I had been free of nocturnal Newmark todger misery for more than 18 months —before my editor showed me a fatuous letter from the law firm Carter-Ruck this week. Carter-Ruck, of course, are the hellhounds of libel. And the letter demanded that The Spectator stop using, every so often, a photograph of Brooks ‘partially undressed’ in his home, which I believe we do for a laugh. Mr Newmark had never consented to the photograph being published, according to Carter-Ruck, and furthermore, he held the copyright on it. So: ‘You are, therefore, required immediately to remove the image from your website and any associated archives and to undertake not to republish it in any form whatsoever.’
That’s why his penis had poked its way out of my forgotten unconscious. More pertinently, though, it seems remarkable that while I can regale you with all of Brooks’s mis-demeanours, and repeat them to you every week — which I may well do — the photographs which provided the most graphic evidence of his, er, undoing are contraband. Never mind that they have already been published by every newspaper from Truro to Thurso (especially the one of Brooks in his pyjamas wearing a come-hither smile on his fat chops), or that they are factual evidence and an example of what we might call ‘the truth’. If you are well off enough, you can demand that incriminating photographs be expunged from the world under copyright law. And frankly, the photographs of Brooks and his penis are perhaps less revelatory than some others we might mention.
For example, it’s probably a very long time since you saw that photograph of David Cameron and Boris Johnson in their Bullingdon Club outfits, smirking and posing before a night of alcohol, high japes and buggery (well, probably). Crowing rich-as-Croesus penguins. The snap was taken in 1986 but resurfaced in 2007 before the media was prevented from ever using it again. Someone contacted the Oxford photographers Gillman & Soame and persuaded them to withhold copyright, which they did. The Conservative party always denied responsibility. I don’t believe them.

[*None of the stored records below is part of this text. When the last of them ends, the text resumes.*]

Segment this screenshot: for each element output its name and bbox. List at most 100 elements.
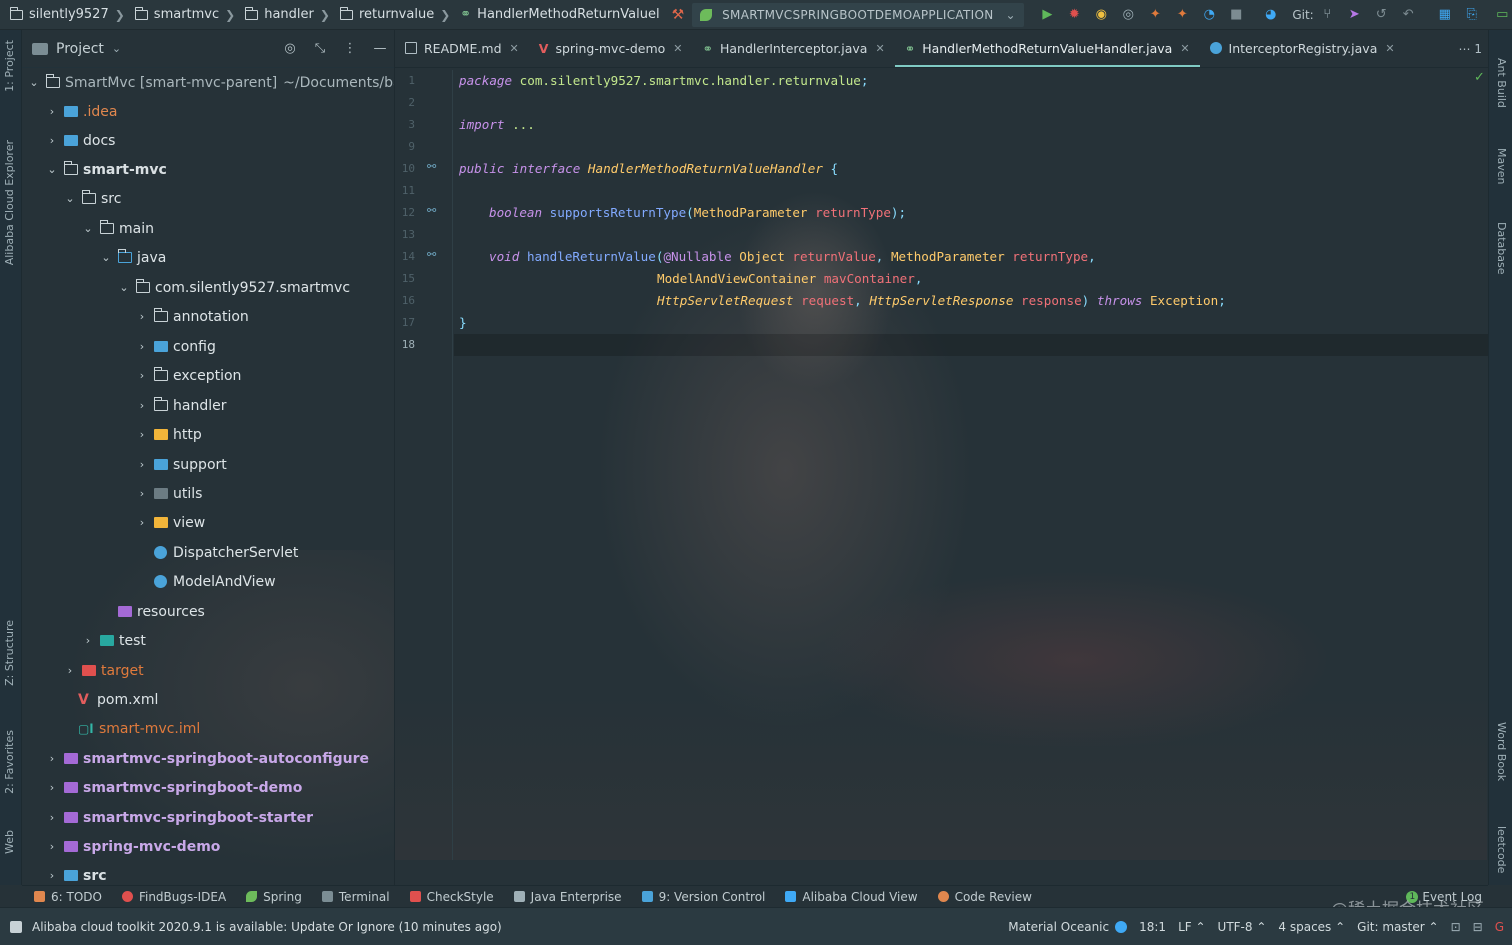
tree-item-docs[interactable]: › docs [46,126,116,155]
tree-item-idea[interactable]: › .idea [46,97,118,126]
encoding-select[interactable]: UTF-8 ⌃ [1218,920,1267,934]
ant-build-button[interactable]: Ant Build [1495,58,1508,108]
tree-item-resources[interactable]: resources [118,597,205,626]
tree-item-starter[interactable]: › smartmvc-springboot-starter [46,803,313,832]
lock-icon[interactable]: ⊡ [1451,920,1461,934]
tree-item-springboot-demo[interactable]: › smartmvc-springboot-demo [46,773,303,802]
breadcrumb-item-current[interactable]: ⚭ HandlerMethodReturnValuel [450,7,659,22]
breadcrumb-item[interactable]: handler ❯ [235,6,330,22]
tree-item-java[interactable]: ⌄ java [100,243,166,272]
google-icon[interactable]: G [1495,920,1504,934]
favorites-tool-button[interactable]: 2: Favorites [3,730,16,794]
implementation-marker-icon[interactable]: ⚯ [427,248,436,261]
code-line[interactable]: import ... [459,114,535,136]
stop-icon[interactable]: ■ [1227,6,1245,24]
tree-item-src[interactable]: ⌄ src [64,184,121,213]
git-push-icon[interactable]: ➤ [1345,6,1363,24]
clock-icon[interactable]: ◔ [1200,6,1218,24]
status-message[interactable]: Alibaba cloud toolkit 2020.9.1 is availa… [10,920,502,934]
implementation-marker-icon[interactable]: ⚯ [427,204,436,217]
tab-interceptor-registry[interactable]: InterceptorRegistry.java ✕ [1200,29,1405,67]
tree-item-package[interactable]: ⌄ com.silently9527.smartmvc [118,273,350,302]
tree-item-src-root[interactable]: › src [46,861,107,885]
hide-icon[interactable]: — [372,41,388,56]
database-button[interactable]: Database [1495,222,1508,275]
run-configuration-select[interactable]: SMARTMVCSPRINGBOOTDEMOAPPLICATION ⌄ [692,2,1024,27]
tree-item-modelandview[interactable]: ModelAndView [154,567,276,596]
options-icon[interactable]: ⋮ [342,41,358,56]
inspection-ok-icon[interactable]: ✓ [1474,70,1485,85]
tree-item-http[interactable]: › http [136,420,202,449]
java-enterprise-tool-button[interactable]: Java Enterprise [513,890,622,904]
tree-item-test[interactable]: › test [82,626,146,655]
tree-item-pom[interactable]: Vpom.xml [78,685,158,714]
chevron-down-icon[interactable]: ⌄ [112,42,121,55]
project-structure-icon[interactable]: ▦ [1436,6,1454,24]
terminal-tool-button[interactable]: Terminal [321,890,390,904]
code-review-tool-button[interactable]: Code Review [937,890,1032,904]
tree-item-dispatcherservlet[interactable]: DispatcherServlet [154,538,298,567]
tree-item-target[interactable]: › target [64,656,144,685]
collapse-all-icon[interactable]: ⤡ [312,41,328,56]
close-icon[interactable]: ✕ [1385,42,1394,55]
terminal-icon[interactable]: ▭ [1493,6,1511,24]
version-control-tool-button[interactable]: 9: Version Control [641,890,765,904]
tree-item-support[interactable]: › support [136,450,227,479]
tab-handler-method-return-value-handler[interactable]: ⚭ HandlerMethodReturnValueHandler.java ✕ [894,29,1200,67]
tree-item-view[interactable]: › view [136,508,205,537]
tree-item-main[interactable]: ⌄ main [82,214,154,243]
tab-spring-mvc-demo[interactable]: Vspring-mvc-demo ✕ [529,29,693,67]
translate-icon[interactable]: ⎘ [1463,6,1481,24]
git-branch-icon[interactable]: ⑂ [1318,6,1336,24]
tree-item-spring-mvc-demo[interactable]: › spring-mvc-demo [46,832,221,861]
alibaba-cloud-view-button[interactable]: Alibaba Cloud View [785,890,918,904]
todo-tool-button[interactable]: 6: TODO [34,890,102,904]
caret-position[interactable]: 18:1 [1139,920,1166,934]
tree-item-utils[interactable]: › utils [136,479,203,508]
tree-item-config[interactable]: › config [136,332,216,361]
theme-indicator[interactable]: Material Oceanic [1008,920,1109,934]
leetcode-button[interactable]: leetcode [1495,826,1508,873]
build-hammer-icon[interactable]: ⚒ [672,7,685,23]
line-separator-select[interactable]: LF ⌃ [1178,920,1205,934]
memory-icon[interactable]: ⊟ [1473,920,1483,934]
close-icon[interactable]: ✕ [510,42,519,55]
tab-readme[interactable]: README.md ✕ [395,29,529,67]
project-view-select[interactable]: Project [56,41,104,57]
tree-item-annotation[interactable]: › annotation [136,302,249,331]
debug-dashboard-icon[interactable]: ✦ [1173,6,1191,24]
structure-tool-button[interactable]: Z: Structure [3,620,16,686]
git-branch-select[interactable]: Git: master ⌃ [1357,920,1438,934]
history-icon[interactable]: ↺ [1372,6,1390,24]
alibaba-cloud-explorer-button[interactable]: Alibaba Cloud Explorer [3,140,16,265]
tree-item-handler[interactable]: › handler [136,391,226,420]
maven-button[interactable]: Maven [1495,148,1508,184]
close-icon[interactable]: ✕ [673,42,682,55]
close-icon[interactable]: ✕ [1180,42,1189,55]
word-book-button[interactable]: Word Book [1495,722,1508,781]
indent-select[interactable]: 4 spaces ⌃ [1278,920,1345,934]
breadcrumb-item[interactable]: silently9527 ❯ [0,6,125,22]
checkstyle-tool-button[interactable]: CheckStyle [409,890,494,904]
more-tabs-button[interactable]: ⋯ 1 [1459,42,1482,56]
findbugs-tool-button[interactable]: FindBugs-IDEA [121,890,226,904]
tree-item-root[interactable]: ⌄ SmartMvc [smart-mvc-parent] ~/Document… [28,68,394,97]
web-tool-button[interactable]: Web [3,830,16,854]
run-dashboard-icon[interactable]: ✦ [1146,6,1164,24]
tree-item-smart-mvc[interactable]: ⌄ smart-mvc [46,155,167,184]
project-tool-button[interactable]: 1: Project [3,40,16,92]
run-icon[interactable]: ▶ [1038,6,1056,24]
tree-item-exception[interactable]: › exception [136,361,241,390]
close-icon[interactable]: ✕ [875,42,884,55]
tree-item-iml[interactable]: ▢l smart-mvc.iml [78,714,200,743]
locate-icon[interactable]: ◎ [282,41,298,56]
implementation-marker-icon[interactable]: ⚯ [427,160,436,173]
breadcrumb-item[interactable]: smartmvc ❯ [125,6,235,22]
coverage-icon[interactable]: ◉ [1092,6,1110,24]
tab-handler-interceptor[interactable]: ⚭ HandlerInterceptor.java ✕ [693,29,895,67]
profile-icon[interactable]: ◎ [1119,6,1137,24]
help-icon[interactable]: ◕ [1262,6,1280,24]
tree-item-autoconfigure[interactable]: › smartmvc-springboot-autoconfigure [46,744,369,773]
code-editor[interactable]: package com.silently9527.smartmvc.handle… [459,70,1487,860]
rollback-icon[interactable]: ↶ [1399,6,1417,24]
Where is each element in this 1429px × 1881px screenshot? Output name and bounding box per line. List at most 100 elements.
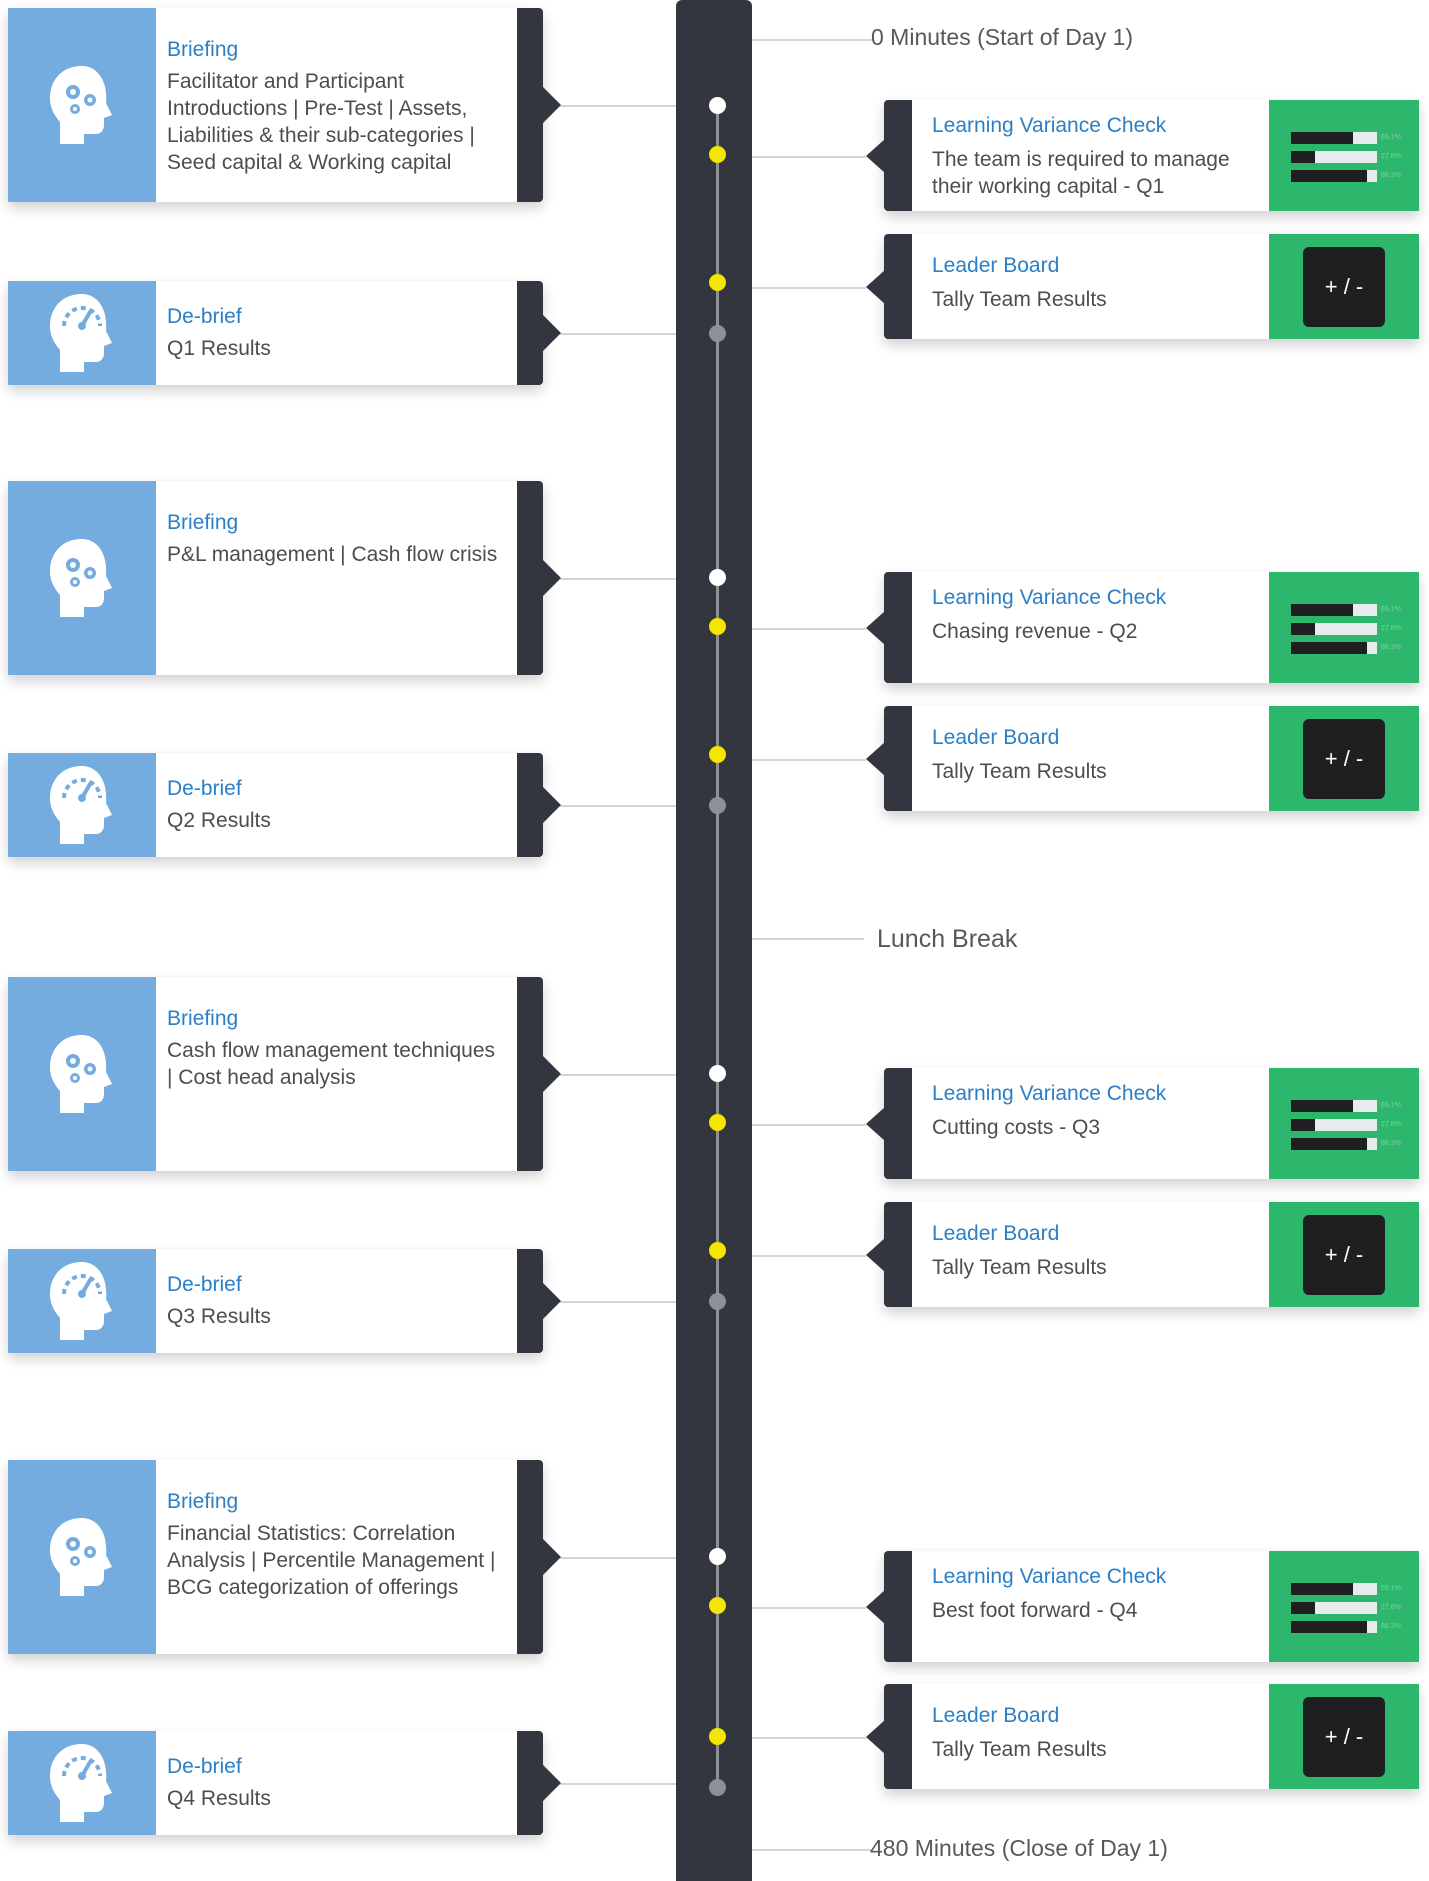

Or there’s the nice one of former shadow chancellor Ed Balls, dressed in full Nazi uniform from the time he was at Oxford University. That photo has also disappeared from view — which is a shame, because Ed looks very dapper as a senior member of the Wehrmacht and it is perhaps something he could reprise for the next edition of Strictly Come Dancing.
Does any of this matter? Only that the powerful can, whenever they want, not only stop you from reading the truth via the conduit of super-injunctions. But they can stop you seeing the truth, too.